After all, few candidates will consciously tell you that they felt railroaded, or dumped on, or that they were in over their head.
But if they bring unstated, unaddressed issues into the new job, they’re less likely to succeed. That’s a problem, because the cost of employee turnover is high, and especially high when you invest in a new employee who doesn’t work out.
If you take action early, you may be able to nip many of these unaddressed issues in the bud.
What goes wrong
The unstated problems recruits commonly bring with them usually fall into one of two categories:
- Assumptions and expectations that were unrealistic in the last job, such as rapid promotion, which may be unrealistic for this one, too, and
- Performance problems or ingrained habits that dogged them in the last job, for which they think a change of scenery will magically supply the answer.
One company took an unusual step when it faced too much turnover: They called up a few of their ex-employees’ ex-employers. In most cases, the employee had left both jobs for the same reasons (usually unrealistic expectations or repeated performance problems). In response, the company began to follow up with new hires to prevent their past work history from repeating itself. Companies of any size can follow the same steps:
Revisit the job interview. Talk to new hires about three months into the job. The person’s settled in by then and you should have a sense of how he or she is working out – whether it’s a strong start, or a stumble out of the gate.
Bring up the subject indirectly. Introduce the follow-up conversation as a way of seeing if the new hire’s expectations are being met. Then turn the conversation to whether expectations were or weren’t met in the previous job. At that point, expectations and assumptions will often bubble to the surface, for example:
- “I expected more resources in the previous job.”
- “I really enjoyed working with my supervisor, but he was transferred. I didn’t like the new person.”
- “I expected to advance more quickly.”
In many cases, the person may even start connecting the dots for you and reveal repeat issues.
Formulate a retention plan. Create a realistic plan for helping the person meet their goals at the company. Operative word: “realistic.” With assumptions and expectations out in the open, you, the new hire, and the hire’s direct supervisor can determine if a person is likely to achieve his or her goals in your company or hit the pavement again.
For example, one mid-career exec moved from an entrepreneurial environment to a more mature business. In his previous job, he had a history of rapid salary advancement for years. But the raises stalled and he jumped ship. He’d never stated it outright in the job interview, but it turned out he’d been hoping to get back to rapid raises. The new company didn’t usually give out big raises. However, together, they came up with a new plan for the exec to “show his stuff” on special projects and build the business, so the required compensation could be earned and justified.
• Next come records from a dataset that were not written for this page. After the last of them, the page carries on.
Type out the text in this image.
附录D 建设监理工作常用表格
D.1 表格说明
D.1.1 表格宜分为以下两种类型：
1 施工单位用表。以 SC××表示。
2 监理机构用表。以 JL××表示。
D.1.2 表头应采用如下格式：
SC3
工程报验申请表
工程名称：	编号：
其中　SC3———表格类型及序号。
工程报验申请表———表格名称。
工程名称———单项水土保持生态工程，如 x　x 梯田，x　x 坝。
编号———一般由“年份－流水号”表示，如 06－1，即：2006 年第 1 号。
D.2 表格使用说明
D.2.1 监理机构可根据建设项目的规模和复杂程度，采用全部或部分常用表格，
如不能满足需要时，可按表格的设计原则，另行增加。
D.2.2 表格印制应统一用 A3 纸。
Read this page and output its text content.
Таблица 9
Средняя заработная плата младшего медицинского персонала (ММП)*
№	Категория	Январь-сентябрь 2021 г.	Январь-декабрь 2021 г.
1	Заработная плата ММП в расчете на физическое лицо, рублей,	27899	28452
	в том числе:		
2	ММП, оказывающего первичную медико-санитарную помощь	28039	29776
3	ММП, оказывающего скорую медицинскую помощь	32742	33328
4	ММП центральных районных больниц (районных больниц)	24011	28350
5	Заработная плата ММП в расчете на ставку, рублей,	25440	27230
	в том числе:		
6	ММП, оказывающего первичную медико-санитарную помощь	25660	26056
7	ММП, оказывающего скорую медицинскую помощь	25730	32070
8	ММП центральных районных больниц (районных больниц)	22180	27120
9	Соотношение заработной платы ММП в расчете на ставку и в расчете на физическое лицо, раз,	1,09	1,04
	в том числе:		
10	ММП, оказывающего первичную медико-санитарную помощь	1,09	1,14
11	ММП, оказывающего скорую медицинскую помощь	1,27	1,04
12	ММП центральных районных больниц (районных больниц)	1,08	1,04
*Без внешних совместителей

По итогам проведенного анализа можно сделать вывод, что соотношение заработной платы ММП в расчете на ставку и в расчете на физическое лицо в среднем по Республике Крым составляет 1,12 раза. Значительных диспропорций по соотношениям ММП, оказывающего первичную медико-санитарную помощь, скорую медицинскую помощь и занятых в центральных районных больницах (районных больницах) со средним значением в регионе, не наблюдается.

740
Role of personal improvement
If the problem isn’t expectations or assumptions, but rather a performance issue that the person tried to hide, then you have a different ball of wax. In that case, you want to look at training, counseling, or even start the person on a preemptive personal improvement plan. Or you may want to consider redesigning the job — or reassigning the worker — to capitalize a person’s strengths and minimize the weaknesses.